12-lead electrocardiogram (ECG) is a non-invasive, inexpensive, and accessible modality for cardiac evaluation. Recently, artificial intelligence (AI) algorithms analyzing a single 12-lead ECG demonstrated considerable potential to improve diagnostic accuracy for cardiac abnormalities beyond human physician recognition20,21,22,23. In these settings, an AI model accurately detected reduced LVEF from ECGs (AI-EF model)24, suggesting that AI could interpret subtle ECG abnormalities that are deeply associated with cardiac systolic dysfunction. We hypothesized that the features might be shared in those who are susceptible to cardiotoxicity but do not yet have reduced LVEF, and thus the AI-EF model could be repurposed to evaluate the risk of CTRCD in deployment to assess potential or subclinical cardiac systolic dysfunction (undetected on routine echocardiography) from ECG via transfer learning against the occurrence of CTRCD. To test this hypothesis, we assessed whether the AI algorithm, trained by taking the AI-EF model as the pre-trained model, is capable of stratifying the risk for CTRCD from baseline ECG in patients treated with anthracyclines.
Results
Patient population
A total of 5495 patients received chemotherapy with a regimen including anthracyclines at Brigham and Women’s Hospital (BWH) and Massachusetts General Hospital (MGH) between June 1st, 2015 and October 1st, 2020. Of these, 1138 individuals who underwent ECG and transthoracic echocardiogram (TTE) within 90 days prior to the initial treatment with chemotherapy were retrospectively identified (Supplementary Fig. 1, Supplementary Table 1, 2). Of note, even at these heavily resourced academic medical centers, nearly half of the at-risk population did not have a baseline echocardiogram documented, though many may have had such testing at external referral institutions. The median follow-up duration was 560 days (Interquartile range, 149 to 999). In total, 99 participants experienced CTRCD, defined as LVEF < 53% and >10% decrease in LVEF from the baseline25.

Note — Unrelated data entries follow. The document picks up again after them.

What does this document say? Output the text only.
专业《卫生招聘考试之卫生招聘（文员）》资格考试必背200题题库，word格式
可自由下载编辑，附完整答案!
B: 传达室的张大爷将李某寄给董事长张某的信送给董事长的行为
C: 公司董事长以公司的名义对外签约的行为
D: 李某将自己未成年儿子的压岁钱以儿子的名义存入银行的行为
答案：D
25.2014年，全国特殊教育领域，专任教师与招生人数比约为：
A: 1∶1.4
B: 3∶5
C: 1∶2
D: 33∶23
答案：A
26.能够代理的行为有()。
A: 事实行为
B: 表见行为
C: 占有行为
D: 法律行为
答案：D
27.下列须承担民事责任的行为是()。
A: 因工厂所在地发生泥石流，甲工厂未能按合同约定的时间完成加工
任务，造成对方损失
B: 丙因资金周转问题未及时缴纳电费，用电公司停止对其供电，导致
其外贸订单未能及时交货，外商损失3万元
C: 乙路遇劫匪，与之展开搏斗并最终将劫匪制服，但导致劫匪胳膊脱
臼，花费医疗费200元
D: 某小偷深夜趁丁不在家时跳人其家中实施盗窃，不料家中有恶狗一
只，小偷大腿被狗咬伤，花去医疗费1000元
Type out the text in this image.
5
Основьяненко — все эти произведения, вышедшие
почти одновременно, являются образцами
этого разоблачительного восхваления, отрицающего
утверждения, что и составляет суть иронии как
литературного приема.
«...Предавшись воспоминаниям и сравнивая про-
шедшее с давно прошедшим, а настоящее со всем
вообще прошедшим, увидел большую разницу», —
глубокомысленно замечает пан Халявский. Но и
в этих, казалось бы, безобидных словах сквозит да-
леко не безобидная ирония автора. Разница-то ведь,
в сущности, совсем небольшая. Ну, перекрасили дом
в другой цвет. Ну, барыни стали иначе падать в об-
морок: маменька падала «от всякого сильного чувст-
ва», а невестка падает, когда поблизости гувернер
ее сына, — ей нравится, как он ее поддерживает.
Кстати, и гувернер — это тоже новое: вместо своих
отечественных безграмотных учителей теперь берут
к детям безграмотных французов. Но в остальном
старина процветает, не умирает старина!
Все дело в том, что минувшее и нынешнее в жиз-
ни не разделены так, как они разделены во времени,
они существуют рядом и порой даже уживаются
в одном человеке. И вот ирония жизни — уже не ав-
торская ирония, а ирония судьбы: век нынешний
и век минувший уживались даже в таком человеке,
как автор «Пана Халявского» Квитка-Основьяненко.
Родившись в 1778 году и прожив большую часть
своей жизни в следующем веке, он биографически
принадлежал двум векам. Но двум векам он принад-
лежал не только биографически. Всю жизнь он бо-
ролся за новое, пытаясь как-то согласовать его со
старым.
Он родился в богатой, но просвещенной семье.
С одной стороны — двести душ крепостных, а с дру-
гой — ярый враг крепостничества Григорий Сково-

Similarly, a total of 880 cancer patients were treated with anthracyclines at Keio University Hospital between January 2013 and December 2019. Of those, 190 patients who underwent baseline ECG and TTE were included in the study (Supplementary Table 3). To construct a training dataset, the BWH cohort was randomly split in a 2:8 ratio, and the former (n = 127) was used with the entire dataset from the Keio cohort as the training dataset (Supplementary Fig. 1, Supplementary Table 4).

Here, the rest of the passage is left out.